Effects of the Boston Tea Party
On 16 December 1773, colonists in Boston, Massachusetts, boarded three ships full of tea sent by the East India Company and threw the tea into the Boston Harbor. They did so to protest the Tea Act, passed by the Parliament of Great Britain, which practically granted the East India Company a monopoly on tea distribution in the American colonies. The colonists were required to pay a tax on this tea because of the Townshend Acts. One of the first effects of the Boston Tea Party was the passage of strict new laws known as the "Coercive Acts, " which were intended to punish the colonists. This led to many of the later effects, including the formation of the First Continental Congress. The Boston Tea Party was also a major catalyst leading to the start of the American Revolutionary War.

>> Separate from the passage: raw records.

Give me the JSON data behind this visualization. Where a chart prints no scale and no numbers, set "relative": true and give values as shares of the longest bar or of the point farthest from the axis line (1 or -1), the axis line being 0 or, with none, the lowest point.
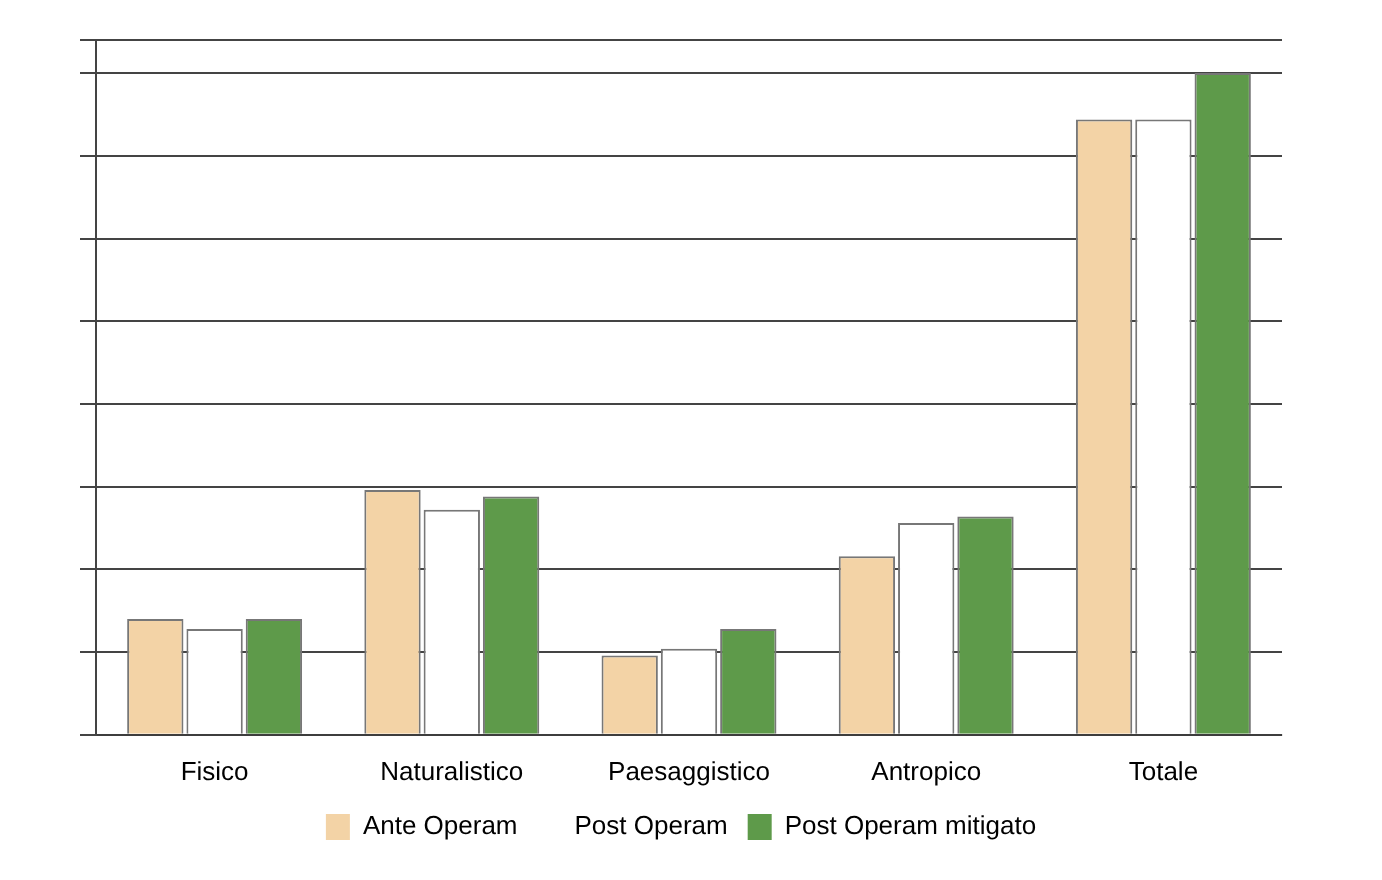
{
  "chart_data": {
    "type": "bar",
    "relative": true,
    "categories": [
      "Fisico",
      "Naturalistico",
      "Paesaggistico",
      "Antropico",
      "Totale"
    ],
    "series": [
      {
        "name": "Ante Operam",
        "color": "#f3d3a6",
        "values": [
          0.175,
          0.37,
          0.12,
          0.27,
          0.93
        ]
      },
      {
        "name": "Post Operam",
        "color": "#ffffff",
        "values": [
          0.16,
          0.34,
          0.13,
          0.32,
          0.93
        ]
      },
      {
        "name": "Post Operam mitigato",
        "color": "#5e9a4a",
        "values": [
          0.175,
          0.36,
          0.16,
          0.33,
          1
        ]
      }
    ],
    "grid": "y",
    "legend": "bottom"
  }
}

The Coercive Acts, also known as the Intolerable Acts, were intended as punishment for the destruction of property. One of these acts actually shut down trade in the city of Boston until the damages could be repaid. These punitive acts were particularly strict because the British Parliament intended to make an example of Boston in order to discourage other acts of rebellion from the colonies.

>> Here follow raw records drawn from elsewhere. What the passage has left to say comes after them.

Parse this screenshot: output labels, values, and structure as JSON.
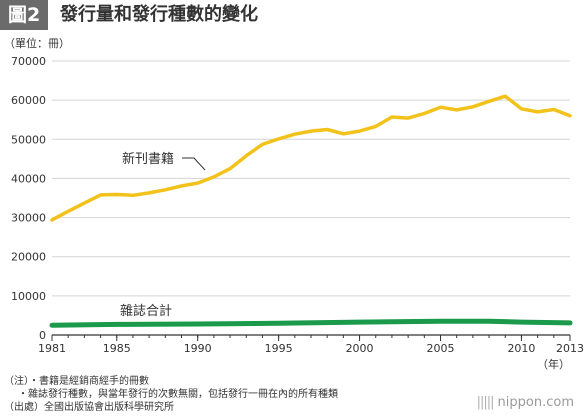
{
  "header": {
    "figure_label": "圖2",
    "title": "發行量和發行種數的變化"
  },
  "unit_label": "（單位：冊）",
  "colors": {
    "header_bg": "#6b6b6b",
    "books_line": "#f2c21b",
    "magazines_line": "#1a9a4a",
    "grid": "#d4d4d4",
    "axis": "#333333"
  },
  "chart_data": {
    "type": "line",
    "x_unit": "（年）",
    "ylim": [
      0,
      70000
    ],
    "yticks": [
      0,
      10000,
      20000,
      30000,
      40000,
      50000,
      60000,
      70000
    ],
    "xticks": [
      1981,
      1985,
      1990,
      1995,
      2000,
      2005,
      2010,
      2013
    ],
    "xlim": [
      1981,
      2013
    ],
    "grid": true,
    "series": [
      {
        "name": "新刊書籍",
        "color": "#f2c21b",
        "x": [
          1981,
          1982,
          1983,
          1984,
          1985,
          1986,
          1987,
          1988,
          1989,
          1990,
          1991,
          1992,
          1993,
          1994,
          1995,
          1996,
          1997,
          1998,
          1999,
          2000,
          2001,
          2002,
          2003,
          2004,
          2005,
          2006,
          2007,
          2008,
          2009,
          2010,
          2011,
          2012,
          2013
        ],
        "values": [
          29400,
          31600,
          33700,
          35800,
          35900,
          35700,
          36300,
          37100,
          38100,
          38800,
          40400,
          42500,
          45800,
          48700,
          50100,
          51300,
          52100,
          52500,
          51400,
          52100,
          53300,
          55700,
          55400,
          56600,
          58200,
          57500,
          58300,
          59700,
          61000,
          57800,
          57000,
          57600,
          56000
        ]
      },
      {
        "name": "雜誌合計",
        "color": "#1a9a4a",
        "x": [
          1981,
          1985,
          1990,
          1995,
          2000,
          2005,
          2008,
          2010,
          2013
        ],
        "values": [
          2500,
          2700,
          2800,
          3000,
          3300,
          3500,
          3500,
          3300,
          3100
        ]
      }
    ]
  },
  "notes": [
    "（注）・書籍是經銷商經手的冊數",
    "・雜誌發行種數，與當年發行的次數無關，包括發行一冊在內的所有種類",
    "（出處）全國出版協會出版科學研究所"
  ],
  "brand": {
    "mark": "|||||",
    "name": "nippon.com"
  }
}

These acts led to another of the effects of the Boston Tea Party: the development of the First Continental Congress. This congress was formed with the intent of petitioning the British Parliament in order to have the harsh punitive acts repealed. The petition was ignored, leading to the development of the Second Continental Congress. Between these two Congresses, the American Revolutionary War began, and the Second Continental Congress was highly involved in overseeing the war effort.

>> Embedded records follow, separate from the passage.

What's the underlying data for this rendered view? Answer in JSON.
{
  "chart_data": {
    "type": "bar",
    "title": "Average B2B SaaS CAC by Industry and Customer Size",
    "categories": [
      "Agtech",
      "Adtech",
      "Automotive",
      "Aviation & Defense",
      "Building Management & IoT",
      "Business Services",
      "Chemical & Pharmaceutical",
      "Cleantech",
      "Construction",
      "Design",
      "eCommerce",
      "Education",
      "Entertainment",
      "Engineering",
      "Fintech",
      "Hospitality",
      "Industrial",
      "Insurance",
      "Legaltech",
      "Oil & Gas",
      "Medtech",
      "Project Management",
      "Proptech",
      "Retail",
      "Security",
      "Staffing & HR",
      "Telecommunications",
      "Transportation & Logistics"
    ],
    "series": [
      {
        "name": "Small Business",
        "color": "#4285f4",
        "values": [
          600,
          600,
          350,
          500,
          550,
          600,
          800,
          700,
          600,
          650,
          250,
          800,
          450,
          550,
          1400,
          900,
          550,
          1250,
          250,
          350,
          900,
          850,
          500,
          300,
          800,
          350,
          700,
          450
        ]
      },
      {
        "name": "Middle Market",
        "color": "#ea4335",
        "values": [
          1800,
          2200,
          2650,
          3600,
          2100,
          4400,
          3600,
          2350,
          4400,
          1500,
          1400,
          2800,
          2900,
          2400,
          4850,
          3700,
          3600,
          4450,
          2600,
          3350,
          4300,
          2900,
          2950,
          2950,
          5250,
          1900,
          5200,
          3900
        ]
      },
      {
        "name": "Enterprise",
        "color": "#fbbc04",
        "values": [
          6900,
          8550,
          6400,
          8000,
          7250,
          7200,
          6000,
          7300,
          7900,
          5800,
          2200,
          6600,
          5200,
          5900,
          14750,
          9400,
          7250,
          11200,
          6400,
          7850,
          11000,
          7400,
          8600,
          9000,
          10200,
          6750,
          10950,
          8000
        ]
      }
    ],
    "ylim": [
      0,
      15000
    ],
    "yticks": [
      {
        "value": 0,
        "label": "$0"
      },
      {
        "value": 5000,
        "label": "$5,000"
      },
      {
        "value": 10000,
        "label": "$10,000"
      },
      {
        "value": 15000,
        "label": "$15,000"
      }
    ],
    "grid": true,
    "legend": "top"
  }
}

In many ways, the American Revolutionary War itself can be seen as one of the effects of the Boston Tea Party. There were many different factors and rebellious acts that eventually precipitated in the war, but the Boston Tea Party was among the most significant. The passage of the Coercive Acts and the subsequent refusal of the British Parliament to repeal them led to a great deal of dissatisfaction from colonists. It is distinctly possible that without the Boston Tea Party, the Revolution would have been delayed for quite some time or may not have even happened at all.